Daily Tax Report: State provides authoritative coverage of state and local tax developments across the 50 U.S. states and the District of Columbia, tracking legislative and regulatory updates,...

By Paul Shukovsky

A campaign to ban locally levied grocery taxes in Washington state is richly funded by beverage industry giants and portrays the measure as protecting working families from regressive taxation.

Initiative 1634 would prohibit new or increased local taxes, fees, or assessments on raw or processed foods, beverages, or their ingredients except for alcoholic beverages, marijuana products, and tobacco. The measure wouldn’t impact existing taxes in effect as of Jan. 15, such as Seattle’s 1.75 cents per ounce tax on distributors of sweetened beverages that passed in 2017.
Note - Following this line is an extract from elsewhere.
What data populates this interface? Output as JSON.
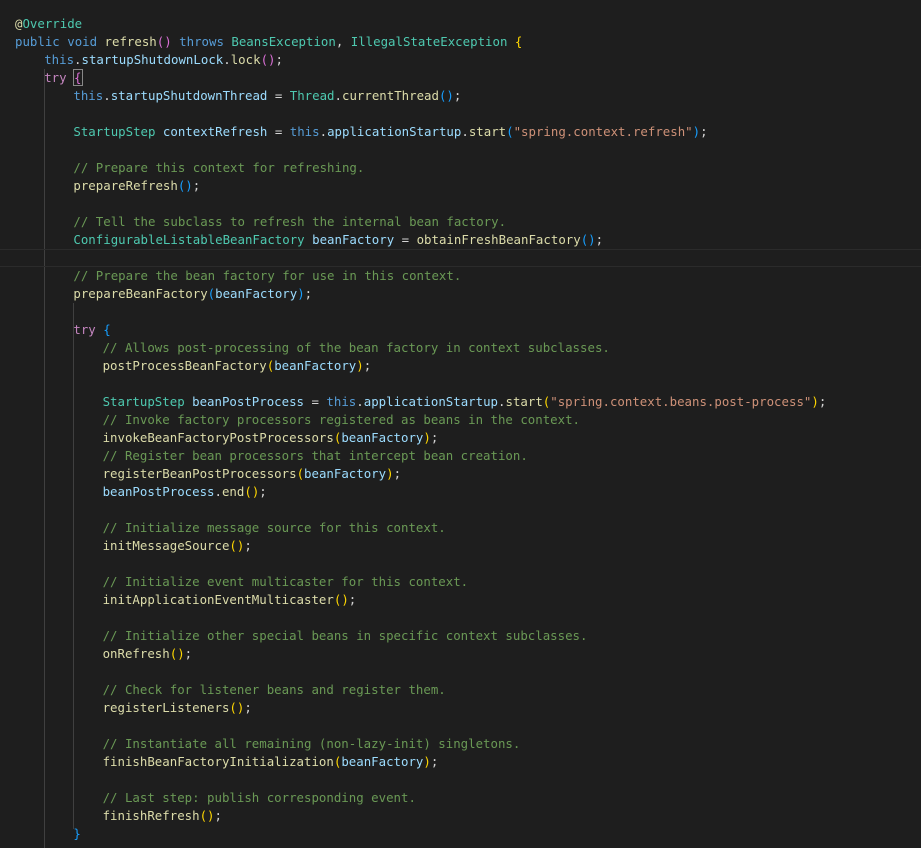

The Yes! to Affordable Groceries campaign has received $4.76 million in donations with almost all of it coming from beverage manufacturers, according to July 10 Public Disclosure Commission records. In rounded figures, the Coca-Cola Co. contributed about $2.27 million, Pepsico Inc. contributed $1.71 million, Dr. Pepper Snapple Group Inc. contributed $709,000, and Red Bull North America contributed $56,000. The Washington Food Industry Association contributed $20,000.
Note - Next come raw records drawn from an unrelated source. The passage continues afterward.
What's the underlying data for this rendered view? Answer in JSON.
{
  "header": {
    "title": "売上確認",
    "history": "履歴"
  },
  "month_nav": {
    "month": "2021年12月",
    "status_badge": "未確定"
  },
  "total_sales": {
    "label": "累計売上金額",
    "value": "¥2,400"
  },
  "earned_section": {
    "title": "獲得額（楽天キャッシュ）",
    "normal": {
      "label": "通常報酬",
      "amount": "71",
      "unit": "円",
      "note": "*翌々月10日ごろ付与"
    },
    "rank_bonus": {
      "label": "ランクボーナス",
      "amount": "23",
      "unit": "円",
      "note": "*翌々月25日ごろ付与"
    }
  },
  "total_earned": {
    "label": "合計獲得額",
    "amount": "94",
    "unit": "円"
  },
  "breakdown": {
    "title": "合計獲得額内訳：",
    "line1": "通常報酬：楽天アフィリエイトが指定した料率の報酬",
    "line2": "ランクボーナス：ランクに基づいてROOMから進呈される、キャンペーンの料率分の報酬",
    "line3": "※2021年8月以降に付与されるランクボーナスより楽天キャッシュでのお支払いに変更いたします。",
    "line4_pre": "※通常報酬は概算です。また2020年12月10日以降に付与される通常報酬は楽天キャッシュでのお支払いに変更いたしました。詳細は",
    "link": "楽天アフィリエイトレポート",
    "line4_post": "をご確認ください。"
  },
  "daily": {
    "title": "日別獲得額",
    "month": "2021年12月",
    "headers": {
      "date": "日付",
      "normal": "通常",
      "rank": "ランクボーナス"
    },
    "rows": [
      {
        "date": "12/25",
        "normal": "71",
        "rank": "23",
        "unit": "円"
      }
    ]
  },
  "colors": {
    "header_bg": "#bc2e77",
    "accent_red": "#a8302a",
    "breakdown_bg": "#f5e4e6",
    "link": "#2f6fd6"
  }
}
In a July 10 conference call with reporters, the campaign sought to portray the ban as defending blue collars jobs and working families from another regressive tax in a state known for its regressive taxation regime.

‘Not About Big Soda’

“This has an impact on good family wage jobs, and that’s why we have been involved in this from the very beginning in trying to protect our members,” said Pete Lamb, senior business agent for Teamsters Local 174, whose members truck beverages to retail outlets. “We need more of these type of jobs, not less of them.”

Initiative 1634 Campaign Director Michael Mandell wrapped up the conference call by asserting that the measure isn’t designed simply to stop soda taxes.

“This is not just about big soda companies as some will incorrectly try to assert,” Mandell said. “Preventing regressive taxes that overwhelmingly impact Washington families is an issue that has resonated all across the state as you see the hundreds of thousands of signatures that have been collected. As we consider the evolution of tax policy throughout our state, it’s important to be united behind what we prioritize as being off limits. And that needs to include food and beverages.”

The campaign reports turning in more than 360,000 signatures to the Secretary of State’s office, well over the 259,622 signature threshold required to get on the November ballot.